State Attorney Amit Aisman recently recommended investigating Likud Knesset Member Keti Shitrit on suspicion of incitement to violence against residents of Gaza, Kan news reported on Monday.
The report came on the heels of others earlier this week that Aisman had sought investigations into singers Eyal Golan and Kobi Peretz for inflammatory comments against Gazans.
According to Kan, Aisman eyed incitement charges against Shitrit over comments she made in an interview a few weeks after Hamas’s October 7 attack, when thousands of terrorists invaded southern Israel from the Gaza Strip, killing some 1,200 people and taking 251 hostages, and starting the ongoing war.
“If you ask me personally, not as a member of the Knesset,” Shitrit told Channel 14 then, “I’d flatten Gaza. I have no sentimental feelings about it, because there’s no separating the murderers of women and children from the citizens of Gaza.”
Aisman’s office said in a statement on Monday that some months ago, as Israel faced pressure at the International Court of Justice, the state attorney had looked into launching incitement probes into several public figures, but eventually decided against it.
The statement did not name specific people, but according to Kan news, Shitrit, Peretz, and Golan were all “on the same list.”
Golan, a pop superstar in Israel whose wartime anthem “Am Yisrael Chai” topped the charts in the early months of the war, called to “erase Gaza” days after the Hamas attacks, saying “not one person should be left there.”
Peretz, another popular singer, wrote on Instagram in March that he was booted from an Israeli military base after saying, during a performance for soldiers there, “Let their village burn,” (a popular refrain amid extremists referring to Arab villages) and “Gaza should burn.”
It was previously reported that Aisman had recommended an investigation into National Security Minister Itamar Ben Gvir, over similarly inflammatory statements. The far-right minister voiced his support for Golan on social media following the report earlier this week that the singer had been eyed for charges.
Investigations into Ben Gvir or Shitrit could be complicated by the partial immunity granted to ministers and members of Knesset.
The International Court of Justice in The Hague has been considering a case brought by South Africa in December, in which the plaintiffs accuse Israel of violating the Genocide Convention over the course of the war against Hamas in Gaza.
Israel is accused, among other things, of failing to prevent or punish incitement to genocide, an obligation stipulated by the convention, of which Israel is a signatory.

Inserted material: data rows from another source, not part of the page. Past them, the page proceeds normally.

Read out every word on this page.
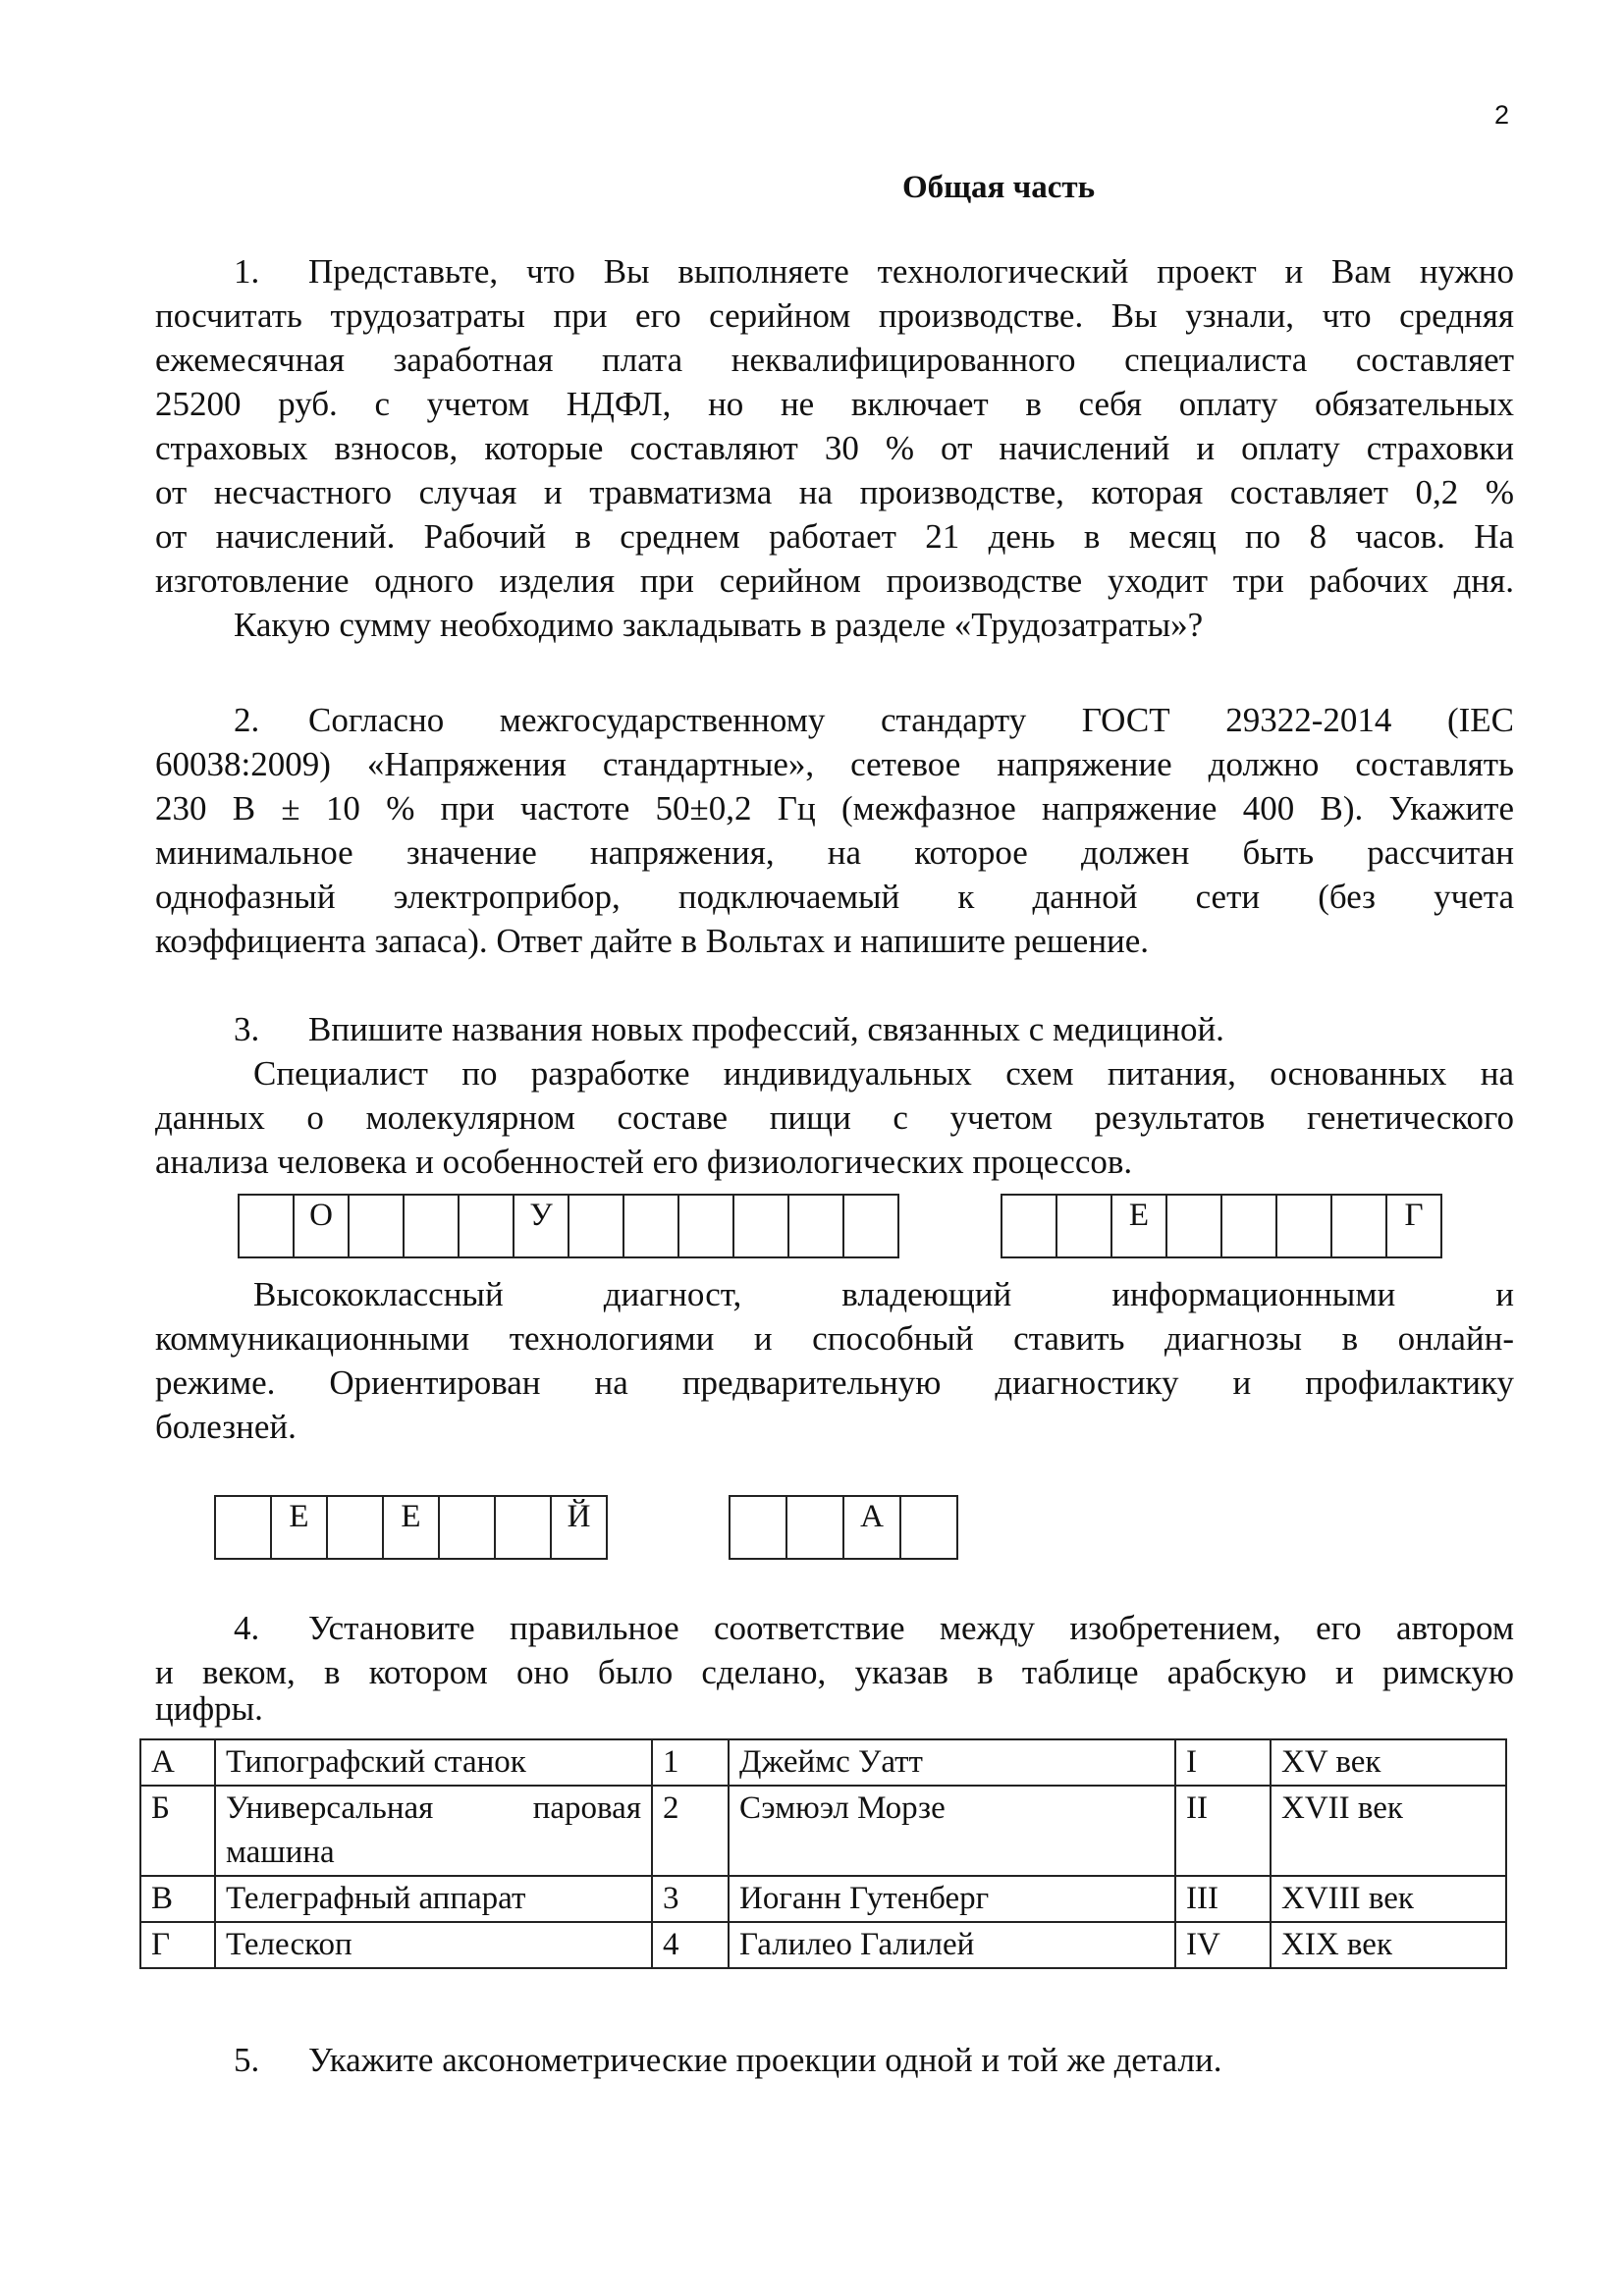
2
Общая часть

1. Представьте, что Вы выполняете технологический проект и Вам нужно

посчитать трудозатраты при его серийном производстве. Вы узнали, что средняя
ежемесячная заработная плата неквалифицированного специалиста составляет
25200 руб. с учетом НДФЛ, но не включает в себя оплату обязательных
страховых взносов, которые составляют 30 % от начислений и оплату страховки
от несчастного случая и травматизма на производстве, которая составляет 0,2 %
от начислений. Рабочий в среднем работает 21 день в месяц по 8 часов. На
изготовление одного изделия при серийном производстве уходит три рабочих дня.

Какую сумму необходимо закладывать в разделе «Трудозатраты»?

2. Согласно межгосударственному стандарту ГОСТ 29322-2014 (IEC

60038:2009) «Напряжения стандартные», сетевое напряжение должно составлять
230 В ± 10 % при частоте 50±0,2 Гц (межфазное напряжение 400 В). Укажите
минимальное значение напряжения, на которое должен быть рассчитан
однофазный электроприбор, подключаемый к данной сети (без учета
коэффициента запаса). Ответ дайте в Вольтах и напишите решение.

3. Впишите названия новых профессий, связанных с медициной.

Специалист по разработке индивидуальных схем питания, основанных на
данных о молекулярном составе пищи с учетом результатов генетического
анализа человека и особенностей его физиологических процессов.
О	У	Е	Г
Высококлассный диагност, владеющий информационными и
коммуникационными технологиями и способный ставить диагнозы в онлайн-
режиме. Ориентирован на предварительную диагностику и профилактику
болезней.
Е	Е	Й	А

4. Установите правильное соответствие между изобретением, его автором

и веком, в котором оно было сделано, указав в таблице арабскую и римскую
цифры.
А	Типографский станок	1	Джеймс Уатт	I	XV век
Б	Универсальная паровая машина	2	Сэмюэл Морзе	II	XVII век
В	Телеграфный аппарат	3	Иоганн Гутенберг	III	XVIII век
Г	Телескоп	4	Галилео Галилей	IV	XIX век

5. Укажите аксонометрические проекции одной и той же детали.
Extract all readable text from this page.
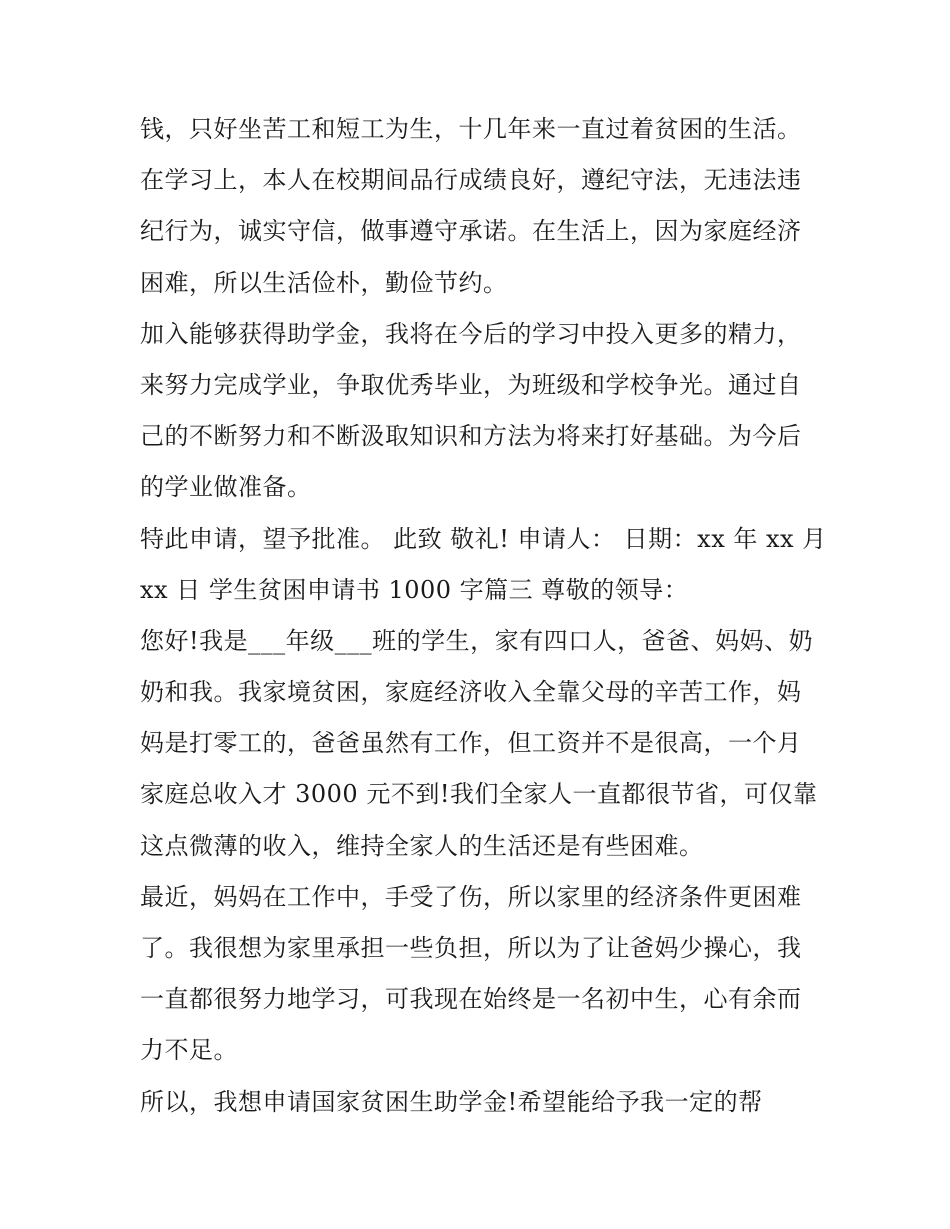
钱，只好坐苦工和短工为生，十几年来一直过着贫困的生活。
在学习上，本人在校期间品行成绩良好，遵纪守法，无违法违
纪行为，诚实守信，做事遵守承诺。在生活上，因为家庭经济
困难，所以生活俭朴，勤俭节约。
加入能够获得助学金，我将在今后的学习中投入更多的精力，
来努力完成学业，争取优秀毕业，为班级和学校争光。通过自
己的不断努力和不断汲取知识和方法为将来打好基础。为今后
的学业做准备。
特此申请，望予批准。 此致 敬礼! 申请人： 日期：xx 年 xx 月
xx 日 学生贫困申请书 1000 字篇三 尊敬的领导：
您好!我是___年级___班的学生，家有四口人，爸爸、妈妈、奶
奶和我。我家境贫困，家庭经济收入全靠父母的辛苦工作，妈
妈是打零工的，爸爸虽然有工作，但工资并不是很高，一个月
家庭总收入才 3000 元不到!我们全家人一直都很节省，可仅靠
这点微薄的收入，维持全家人的生活还是有些困难。
最近，妈妈在工作中，手受了伤，所以家里的经济条件更困难
了。我很想为家里承担一些负担，所以为了让爸妈少操心，我
一直都很努力地学习，可我现在始终是一名初中生，心有余而
力不足。
所以，我想申请国家贫困生助学金!希望能给予我一定的帮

In a statement on Monday, the State Attorney’s Office invoked these accusations in response to the reports about potential incitement investigations:
“Against the backdrop of claims made against the State of Israel as part of the proceedings at the International Court of Justice in The Hague and other forums, including [accusations] that Israel is not acting in accordance with international law, and that the Israel Defense Forces must be stopped from fighting, the state attorney was asked to prepare a legal brief on statements by individuals holding office and others who have influence in Israel,” the statement said, noting that “such remarks came up in court discussions in The Hague.”
“The legal report was sent several months ago to the attorney general in preparation for a discussion to be held in The Hague,” Aisman’s office continued. But “in accordance with a decision by the state attorney, we will not open criminal investigations on this matter.
“That decision was made prior to the reports published about the topic in recent days,” the statement noted.
In addition to the proceedings against Israel in the International Court of Justice, which tries nations, Prime Minister Benjamin Netanyahu and Defense Minister Yoav Gallant also face potential charges at the International Criminal Court, which prosecutes individuals.
The court’s authority to prosecute Israelis, already disputed given that Israel is not one of the court’s member-states, partly depends on the court finding Israel unable or unwilling to investigate and prosecute its own citizens.